1969, „Sommer der Liebe“ – auch für Hannes und die aus Dänemark angereiste dänische Jungkommunistin Julia Szabad. Beide lernen sich an der Ostseeküste kennen, wo sie als offizieller Gast der „Ostseewochen“ weilt und er gerade eine Regieassistenz bei der DEFA absolviert. Rauschhaft erlebte Tage, dann der Abschied auf unbestimmte Zeit. Briefe müssen Begegnungen ersetzen, Entwicklungen verlaufen getrennt, unter völlig unterschiedlichen sozialen Voraussetzungen. Während Julia ihren vorbestimmten Weg als Kader der orthodoxen Linken zu nehmen scheint, wird für Hannes das Zusammentreffen mit ihr zum einschneidenden Erlebnis. Das halbe, das östliche Deutschland wird eng, der schüttere Charakter der Staatsdoktrin transparent. Aus Sicht der Sicherheitsorgane entwickelt sich Schönemann zum Risikofaktor: Gruppenbildung, Abweichung vom „sozialistischen Realismus“, unerlaubte Kontaktaufnahme zum westlichen Ausland lauten die üblichen Katalogpunkte – von deren Existenz der Delinquent damals freilich noch nichts ahnte. 1982 nimmt Julia den Kontakt mit Hannes wieder auf, initiiert ihren Besuch in Ost-Berlin. Hannes, inzwischen verheiratet und mehrfacher Vater, stimmt mit Duldung seiner Frau Sybille zu. Und die Liebe flammt erneut auf, erneute Trennung folgt. Längst der realsozialistischen Wirklichkeit abhanden gekommen, stellen Hannes und Sybille 1984 ihren Ausreiseantrag. An ihnen wird unerwartet ein Exempel statuiert: Das Ehepaar wird verhaftet und ein Jahr später Richtung Bundesrepublik abgeschoben bzw. an sie verkauft. Sybille und Hannes Schönemann verkörpern den einzigen Fall unter „DDR-Filmschaffenden“, bei dem mit solcher Härte vorgegangen wurde. (Von Thomas Brasch einmal abgesehen, der 1968 als Student der Filmhochschule Babelsberg quasi aus dem Hörsaal heraus verhaftet worden war.) Die Geschichte geht weiter. Die Schönemanns fassen im Westen Fuß. Als die DDR kollabiert, ist Hannes gerade bei Dreharbeiten in New York. Alles scheint offen, die Karten werden neu gemischt. Julia Szabad aber nimmt sich 1990 das Leben.

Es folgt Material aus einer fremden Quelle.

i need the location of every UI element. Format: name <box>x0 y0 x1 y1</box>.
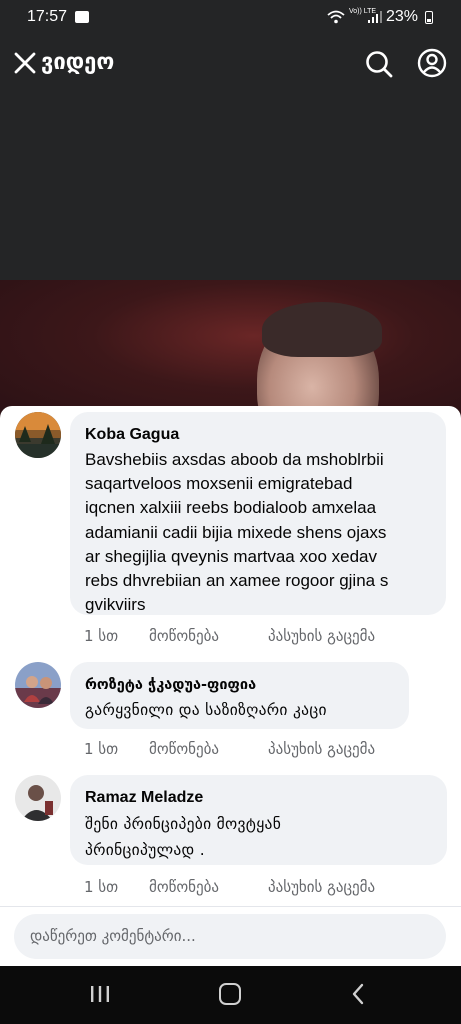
comment-author[interactable]: როზეტა ჭკადუა-ფიფია <box>85 675 394 695</box>
comment-input-placeholder: დაწერეთ კომენტარი... <box>30 927 196 945</box>
gallery-icon <box>75 11 89 23</box>
status-bar: 17:57 Vo)) LTE 23% <box>0 0 461 36</box>
avatar[interactable] <box>15 412 61 458</box>
reply-button[interactable]: პასუხის გაცემა <box>268 627 375 645</box>
avatar[interactable] <box>15 775 61 821</box>
avatar[interactable] <box>15 662 61 708</box>
comment-input[interactable]: დაწერეთ კომენტარი... <box>14 914 446 959</box>
comment-time: 1 სთ <box>84 878 119 896</box>
reply-button[interactable]: პასუხის გაცემა <box>268 740 375 758</box>
video-player[interactable] <box>0 280 461 420</box>
page-title: ვიდეო <box>41 50 115 75</box>
home-icon[interactable] <box>219 983 241 1005</box>
reply-button[interactable]: პასუხის გაცემა <box>268 878 375 896</box>
back-icon[interactable] <box>350 983 366 1005</box>
comment-bubble: Koba Gagua Bavshebiis axsdas aboob da ms… <box>70 412 446 615</box>
comment-text: Bavshebiis axsdas aboob da mshoblrbii sa… <box>85 450 389 615</box>
comment-bubble: როზეტა ჭკადუა-ფიფია გარყვნილი და საზიზღა… <box>70 662 409 729</box>
divider <box>0 906 461 907</box>
like-button[interactable]: მოწონება <box>149 627 219 645</box>
battery-level: 23% <box>386 8 419 25</box>
comment-time: 1 სთ <box>84 627 119 645</box>
like-button[interactable]: მოწონება <box>149 878 219 896</box>
video-frame-hair <box>262 302 382 357</box>
video-header: ვიდეო <box>0 36 461 280</box>
system-nav-bar <box>0 966 461 1024</box>
like-button[interactable]: მოწონება <box>149 740 219 758</box>
status-time: 17:57 <box>27 8 68 25</box>
comment-text: გარყვნილი და საზიზღარი კაცი <box>85 701 327 719</box>
recents-icon[interactable] <box>88 984 112 1004</box>
close-icon[interactable] <box>12 50 38 76</box>
comment-time: 1 სთ <box>84 740 119 758</box>
battery-icon <box>425 11 433 24</box>
comment-bubble: Ramaz Meladze შენი პრინციპები მოვტყან პრ… <box>70 775 447 865</box>
comments-panel: Koba Gagua Bavshebiis axsdas aboob da ms… <box>0 406 461 966</box>
comment-text: შენი პრინციპები მოვტყან პრინციპულად . <box>85 815 282 859</box>
signal-icon <box>368 11 382 23</box>
wifi-icon <box>327 10 345 24</box>
comment-author[interactable]: Ramaz Meladze <box>85 788 432 808</box>
search-icon[interactable] <box>365 50 393 78</box>
profile-icon[interactable] <box>417 48 447 78</box>
comment-author[interactable]: Koba Gagua <box>85 425 431 445</box>
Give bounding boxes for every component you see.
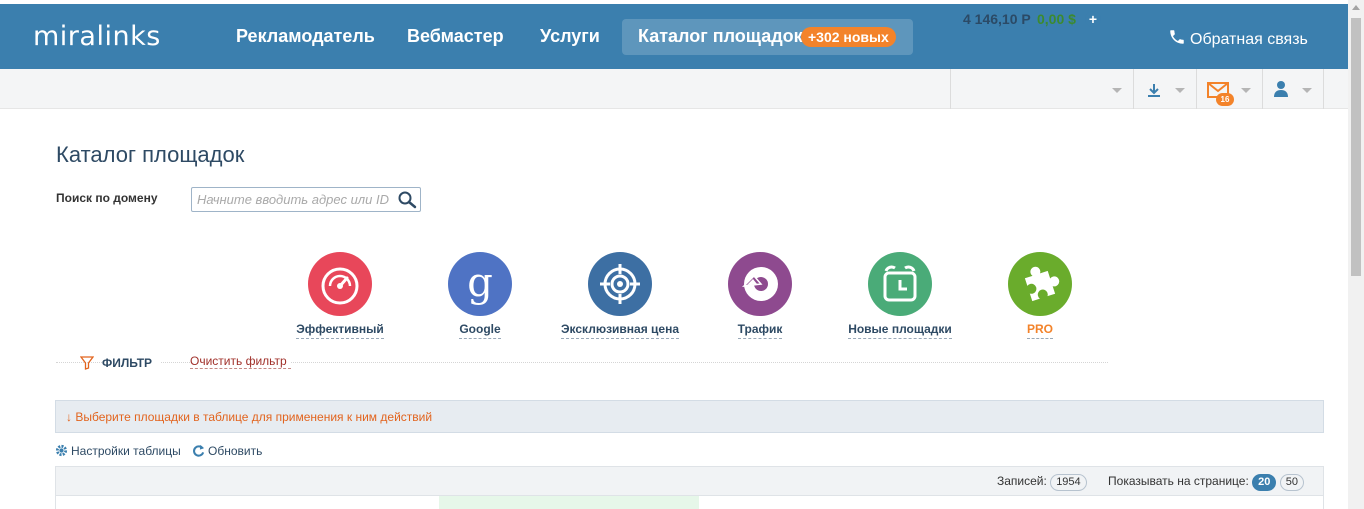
puzzle-icon[interactable] xyxy=(1008,252,1072,316)
category-exclusive-price[interactable]: Эксклюзивная цена xyxy=(540,252,700,339)
filter-funnel-icon[interactable] xyxy=(80,356,94,370)
feedback-link[interactable]: Обратная связь xyxy=(1168,28,1308,49)
category-traffic[interactable]: Трафик xyxy=(680,252,840,339)
per-page-option-20[interactable]: 20 xyxy=(1252,474,1277,491)
svg-text:g: g xyxy=(467,260,493,306)
clear-filter-link[interactable]: Очистить фильтр xyxy=(190,354,291,369)
speedometer-icon[interactable] xyxy=(308,252,372,316)
target-icon[interactable] xyxy=(588,252,652,316)
messages-count-badge: 16 xyxy=(1216,93,1234,106)
phone-icon xyxy=(1170,30,1184,44)
nav-advertiser[interactable]: Рекламодатель xyxy=(236,26,375,47)
traffic-pie-icon[interactable] xyxy=(728,252,792,316)
mail-dropdown-chevron-icon[interactable] xyxy=(1241,88,1251,93)
refresh-link[interactable]: Обновить xyxy=(192,444,262,458)
balance-rub: 4 146,10 Р xyxy=(963,11,1031,27)
divider xyxy=(950,69,951,109)
per-page-label: Показывать на странице: xyxy=(1108,474,1249,488)
category-pro-label[interactable]: PRO xyxy=(1026,322,1053,339)
miralinks-logo[interactable]: miralinks xyxy=(33,21,161,52)
search-label: Поиск по домену xyxy=(56,191,158,205)
google-g-icon[interactable]: g xyxy=(448,252,512,316)
nav-services[interactable]: Услуги xyxy=(540,26,600,47)
per-page-option-50[interactable]: 50 xyxy=(1279,474,1304,491)
selection-hint-text: ↓ Выберите площадки в таблице для примен… xyxy=(66,410,433,424)
category-exclusive-price-label[interactable]: Эксклюзивная цена xyxy=(560,322,680,339)
table-pagination-info: Записей: 1954 Показывать на странице: 20… xyxy=(997,474,1304,491)
category-google-label[interactable]: Google xyxy=(459,322,501,339)
top-navigation-bar: miralinks Рекламодатель Вебмастер Услуги… xyxy=(0,4,1348,69)
user-dropdown-chevron-icon[interactable] xyxy=(1302,88,1312,93)
balance-dropdown-chevron-icon[interactable] xyxy=(1112,88,1122,93)
selection-hint-bar: ↓ Выберите площадки в таблице для примен… xyxy=(55,400,1324,433)
feedback-label[interactable]: Обратная связь xyxy=(1190,31,1308,48)
table-settings-label[interactable]: Настройки таблицы xyxy=(71,444,181,458)
divider xyxy=(1323,69,1324,109)
category-traffic-label[interactable]: Трафик xyxy=(737,322,783,339)
category-effective-label[interactable]: Эффективный xyxy=(296,322,384,339)
user-icon[interactable] xyxy=(1273,80,1289,98)
table-settings-link[interactable]: Настройки таблицы xyxy=(55,444,181,458)
scroll-up-arrow-icon[interactable] xyxy=(1352,5,1360,10)
scrollbar-thumb[interactable] xyxy=(1351,18,1361,276)
category-new-sites[interactable]: Новые площадки xyxy=(820,252,980,339)
divider xyxy=(1262,69,1263,109)
new-sites-badge[interactable]: +302 новых xyxy=(801,27,896,47)
gear-icon[interactable] xyxy=(55,444,68,457)
nav-webmaster[interactable]: Вебмастер xyxy=(407,26,504,47)
records-label: Записей: xyxy=(997,474,1047,488)
category-google[interactable]: g Google xyxy=(400,252,560,339)
balance-usd: 0,00 $ xyxy=(1037,11,1076,27)
filter-toggle[interactable]: ФИЛЬТР xyxy=(102,356,161,370)
download-dropdown-chevron-icon[interactable] xyxy=(1175,88,1185,93)
records-count: 1954 xyxy=(1050,474,1087,491)
category-new-sites-label[interactable]: Новые площадки xyxy=(848,322,952,339)
nav-catalog-label[interactable]: Каталог площадок xyxy=(638,26,803,47)
add-funds-icon[interactable]: + xyxy=(1085,11,1101,27)
highlighted-column xyxy=(439,496,699,509)
page-title: Каталог площадок xyxy=(56,142,245,167)
divider xyxy=(1196,69,1197,109)
domain-search-input[interactable] xyxy=(191,187,421,212)
divider xyxy=(1133,69,1134,109)
alarm-clock-icon[interactable] xyxy=(868,252,932,316)
category-pro[interactable]: PRO xyxy=(960,252,1120,339)
refresh-icon[interactable] xyxy=(192,444,205,457)
refresh-label[interactable]: Обновить xyxy=(208,444,262,458)
search-icon[interactable] xyxy=(397,190,417,210)
download-icon[interactable] xyxy=(1146,82,1162,98)
category-effective[interactable]: Эффективный xyxy=(260,252,420,339)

„Julias Wahn“ fungiert als komplexes Zeitgemälde und höchst persönliches Exerzitium zugleich. Aktuelle Interviews verbinden sich mit noch nie gesehenen Aufnahmen aus den 70er- und 80er-Jahren der DDR, die Lars Barthel und Thomas Plenert teilweise auf illegal organisiertem Filmmaterial aufgenommen haben. (Geradezu atemberaubend die Fahrten durchs Ost-Berliner Grenzgebiet, die immer wieder an der Mauer enden.) Schönemann begibt sich mitten hinein in die eigene Vergangenheit, fördert Ungeheuerlichkeiten zu Tage und geht, spürbar schaudernd zwar, aber unerbittlich sich selbst gegenüber, immer weiter. Abseits von einer auf oberflächliche Aha-Effekte zielenden investigativen Recherche führt er das Politische mit dem Privaten zusammen, emanzipiert Letzteres gerade durch diese Konsequenz. Das größte Schockmoment besteht wohl in der Erkenntnis, dass es neben dem täglichen Erleben weitere Ebenen der eigenen Existenz gegeben hat, von denen man nichts erahnte. Fremdbestimmung blitzt auf. Julia Szabad, die sich in Telefonaten mit Schönemann nach dessen Übersiedelung in den Westen als fanatische Antikommunistin zu erkennen gab, sorgte u.a. dafür, dass der frisch aus DDR-Haft Entlassene umgehend vom BND unter Beobachtung gestellt wurde. Er sei als Top-Agent zur Unterwanderung der RAF abgestellt worden, um diese im Sinne von Markus Wolf steuern zu können, lautete die abenteuerliche These. Zahlreiche Momente des sich auftuenden Geflechts aus Stasi, PET (dänischer Geheimdienst), CIA, KGB, Mossad usw., auch die Vermischung von Wahn und Realität im Persönlichkeitsbild Julias bleiben letztlich ungeklärt.

Schönemanns Film muss als Gegenentwurf zum menschenverachtenden Taktieren sich verselbständigender politischer Apparate verstanden werden. Er entreißt dem Kalten Krieg das Gesicht eines durch ihn zerstörten Menschen. Er stemmt sich gegen die Banalität, gegen den Pragmatismus. Nicht zuletzt deshalb erweist sich „Julias Wahn“ als Liebesfilm im besten Sinne des Wortes: Er stellt den Versuch dar, das im Nächsten lauernde Unbegreifbare zu begreifen. Und damit sich selbst. Dieser Film ist ebenso urteilsfrei wie fassungslos, doch voller Zärtlichkeit.